C’est pourquoi un mur extérieur semi-circulaire, l’ongseong, fut édifié devant l’arche. L’entrée ne fut laissée qu’à l’extrémité nord du demi-cercle : les assaillants devaient tourner et longer le mur sous le feu venu d’en haut. Parmi les huit portes de Séoul, seules les portes orientales reçurent cette fortification.
Au printemps de l’an mille cinq cent quatre-vingt-douze, Toyotomi Hideyoshi, qui avait unifié le Japon, envoya une armée à travers la Corée vers la Chine des Ming. La première division était commandée par Konishi Yukinaga. Né dans la famille d’un marchand de médicaments de Sakai, il entra au service de Hideyoshi et s’éleva jusqu’au rang de daimyō, un propriétaire terrien militaire vivant des impôts en riz prélevés dans sa province. Une partie voisine de cette même province était administrée par Katō Kiyomasa, commandant de la deuxième division. Ils rivalisaient alors pour avoir le droit d’annoncer les premiers à Hideyoshi la prise de la capitale coréenne.
Près de Chungju, leur dispute sur celui qui devait avancer en tête faillit provoquer un affrontement entre leurs hommes. Les commandants finirent par séparer leurs itinéraires : Konishi devait approcher Hanyang — c’est ainsi que Séoul s’appelait alors — par l’est, Katō par le sud.
Après la défaite de l’armée coréenne près de Chungju, le roi Seonjo décida de préserver la cour et de rejoindre les troupes du nord. Il quitta la capitale et se dirigea vers Pyongyang. Les soldats et les fonctionnaires se dispersèrent à sa suite. Une partie des habitants pilla les entrepôts de l’État et incendia les institutions où étaient conservés les registres de dettes et d’esclaves.
Voyant la lueur de l’incendie au-dessus de la capitale, Konishi ordonna de marcher de nuit. À l’aube, le douze juin selon le calendrier actuel, ses hommes arrivèrent aux portes orientales.
Les archives rapportent différemment la manière dont ils pénétrèrent à l’intérieur. Des témoins coréens affirmèrent que les portes étaient restées ouvertes et qu’elles n’avaient pas de défenseurs. Une chronique militaire japonaise tardive attribue l’acte décisif au guerrier Kido Sakuemon : il aurait retiré la monture de bois d’un fusil à mèche, fait levier avec le canon sur la petite porte de fer d’un petit déversoir voisin des portes, pénétré à l’intérieur et ouvert les battants. Ce détail ne peut être tenu pour incontestable. Une autre chose est certaine : aucun combat n’eut lieu à Dongdaemun. Katō arriva aux portes sud quelques heures plus tard.
Konishi remporta la course, mais n’obtint pas la capitulation royale : Seonjo poursuivait déjà sa fuite vers le nord. Les divisions japonaises durent continuer la poursuite. Konishi occupa Pyongyang, en fut chassé sept mois plus tard par une armée ming-coréenne réunie, puis se replia vers Séoul. Au printemps suivant, les troupes japonaises quittèrent la capitale.

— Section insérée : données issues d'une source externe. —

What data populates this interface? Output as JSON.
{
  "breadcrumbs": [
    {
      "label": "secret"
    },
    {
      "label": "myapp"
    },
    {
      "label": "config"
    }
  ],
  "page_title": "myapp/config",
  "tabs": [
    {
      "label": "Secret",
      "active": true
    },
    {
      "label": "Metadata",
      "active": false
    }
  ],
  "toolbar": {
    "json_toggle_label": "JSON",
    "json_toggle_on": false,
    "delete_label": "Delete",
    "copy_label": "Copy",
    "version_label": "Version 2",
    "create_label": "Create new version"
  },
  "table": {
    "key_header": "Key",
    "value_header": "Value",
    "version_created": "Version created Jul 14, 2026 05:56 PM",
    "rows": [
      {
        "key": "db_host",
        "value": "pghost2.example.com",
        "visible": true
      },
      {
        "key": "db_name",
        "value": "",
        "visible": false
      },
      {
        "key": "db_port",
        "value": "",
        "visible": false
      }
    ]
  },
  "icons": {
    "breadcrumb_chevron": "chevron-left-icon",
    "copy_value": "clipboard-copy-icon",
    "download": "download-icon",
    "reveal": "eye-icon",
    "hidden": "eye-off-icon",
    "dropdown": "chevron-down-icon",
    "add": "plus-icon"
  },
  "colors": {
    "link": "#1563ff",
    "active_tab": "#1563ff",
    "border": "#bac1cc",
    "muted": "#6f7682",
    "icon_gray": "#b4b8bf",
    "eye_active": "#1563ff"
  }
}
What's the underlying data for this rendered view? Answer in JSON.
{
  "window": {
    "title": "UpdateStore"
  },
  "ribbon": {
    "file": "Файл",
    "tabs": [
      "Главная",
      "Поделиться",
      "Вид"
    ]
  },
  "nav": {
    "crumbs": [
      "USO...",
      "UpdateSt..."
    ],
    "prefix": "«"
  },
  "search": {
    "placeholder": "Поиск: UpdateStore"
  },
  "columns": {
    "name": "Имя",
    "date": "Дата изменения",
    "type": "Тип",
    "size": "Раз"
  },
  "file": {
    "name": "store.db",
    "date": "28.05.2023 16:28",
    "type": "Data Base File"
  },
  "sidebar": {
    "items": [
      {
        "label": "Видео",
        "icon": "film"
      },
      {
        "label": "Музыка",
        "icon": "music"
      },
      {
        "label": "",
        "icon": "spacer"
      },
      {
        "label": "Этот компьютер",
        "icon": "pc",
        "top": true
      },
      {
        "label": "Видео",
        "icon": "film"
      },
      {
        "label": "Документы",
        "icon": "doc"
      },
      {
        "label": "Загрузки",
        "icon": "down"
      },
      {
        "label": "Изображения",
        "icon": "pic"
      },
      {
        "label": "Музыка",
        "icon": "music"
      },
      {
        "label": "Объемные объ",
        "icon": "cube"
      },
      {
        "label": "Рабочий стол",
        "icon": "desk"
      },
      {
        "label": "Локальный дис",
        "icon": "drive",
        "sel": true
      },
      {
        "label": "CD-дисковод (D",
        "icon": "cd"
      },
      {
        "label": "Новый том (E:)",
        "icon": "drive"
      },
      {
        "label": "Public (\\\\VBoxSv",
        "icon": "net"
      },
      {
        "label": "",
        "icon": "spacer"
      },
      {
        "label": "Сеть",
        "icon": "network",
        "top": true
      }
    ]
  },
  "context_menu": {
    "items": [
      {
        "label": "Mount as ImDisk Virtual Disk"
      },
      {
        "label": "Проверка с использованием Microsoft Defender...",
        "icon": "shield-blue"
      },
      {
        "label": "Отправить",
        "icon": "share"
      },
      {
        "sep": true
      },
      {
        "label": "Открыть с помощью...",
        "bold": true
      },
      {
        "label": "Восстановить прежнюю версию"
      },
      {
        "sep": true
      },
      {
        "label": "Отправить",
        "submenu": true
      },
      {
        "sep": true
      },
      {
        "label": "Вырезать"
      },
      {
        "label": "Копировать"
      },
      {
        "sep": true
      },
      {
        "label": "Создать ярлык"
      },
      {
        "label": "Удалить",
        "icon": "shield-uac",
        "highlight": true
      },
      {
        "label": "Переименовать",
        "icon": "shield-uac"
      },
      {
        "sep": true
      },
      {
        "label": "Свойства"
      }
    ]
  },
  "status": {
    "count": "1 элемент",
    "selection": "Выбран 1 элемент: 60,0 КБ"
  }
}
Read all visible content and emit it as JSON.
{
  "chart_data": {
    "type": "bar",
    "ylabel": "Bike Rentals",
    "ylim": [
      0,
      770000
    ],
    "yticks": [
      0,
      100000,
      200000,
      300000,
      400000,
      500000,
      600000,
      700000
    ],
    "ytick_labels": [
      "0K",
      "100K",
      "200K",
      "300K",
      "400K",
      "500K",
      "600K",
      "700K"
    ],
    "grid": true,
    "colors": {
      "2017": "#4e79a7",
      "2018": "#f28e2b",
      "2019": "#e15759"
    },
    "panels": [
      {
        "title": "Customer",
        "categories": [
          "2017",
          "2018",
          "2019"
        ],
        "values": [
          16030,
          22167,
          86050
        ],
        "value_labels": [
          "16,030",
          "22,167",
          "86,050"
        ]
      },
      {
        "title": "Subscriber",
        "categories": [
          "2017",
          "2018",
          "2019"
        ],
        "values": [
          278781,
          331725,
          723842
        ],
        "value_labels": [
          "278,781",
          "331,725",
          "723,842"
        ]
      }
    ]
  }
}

La tour-porte qui se dresse ici aujourd’hui fut reconstruite en mille huit cent soixante-neuf ; Konishi n’en vit pas les rondins. Mais les anciennes portes orientales se trouvaient sur ce même passage. Le demi-cercle de l’ongseong, le mur défensif extérieur, indique encore l’endroit où il était prévu de contraindre les assaillants à se présenter de flanc aux défenseurs. Ce matin-là, il ne restait plus de défenseurs sur le mur.
Sur place
L’observation extérieure est accessible vingt-quatre heures sur vingt-quatre, l’entrée est libre ; nous ne garantissons pas de visite régulière séparée de la tour.
Vérifié : 28 juin 2026. Vérifiez la source officielle avant votre visite.Il vaut mieux observer l’ouvrage depuis plusieurs points extérieurs : la courbe entière de la barbacane ne se révèle pas immédiatement. Des routes l’entourent ; ne changez donc de côté qu’aux passages autorisés.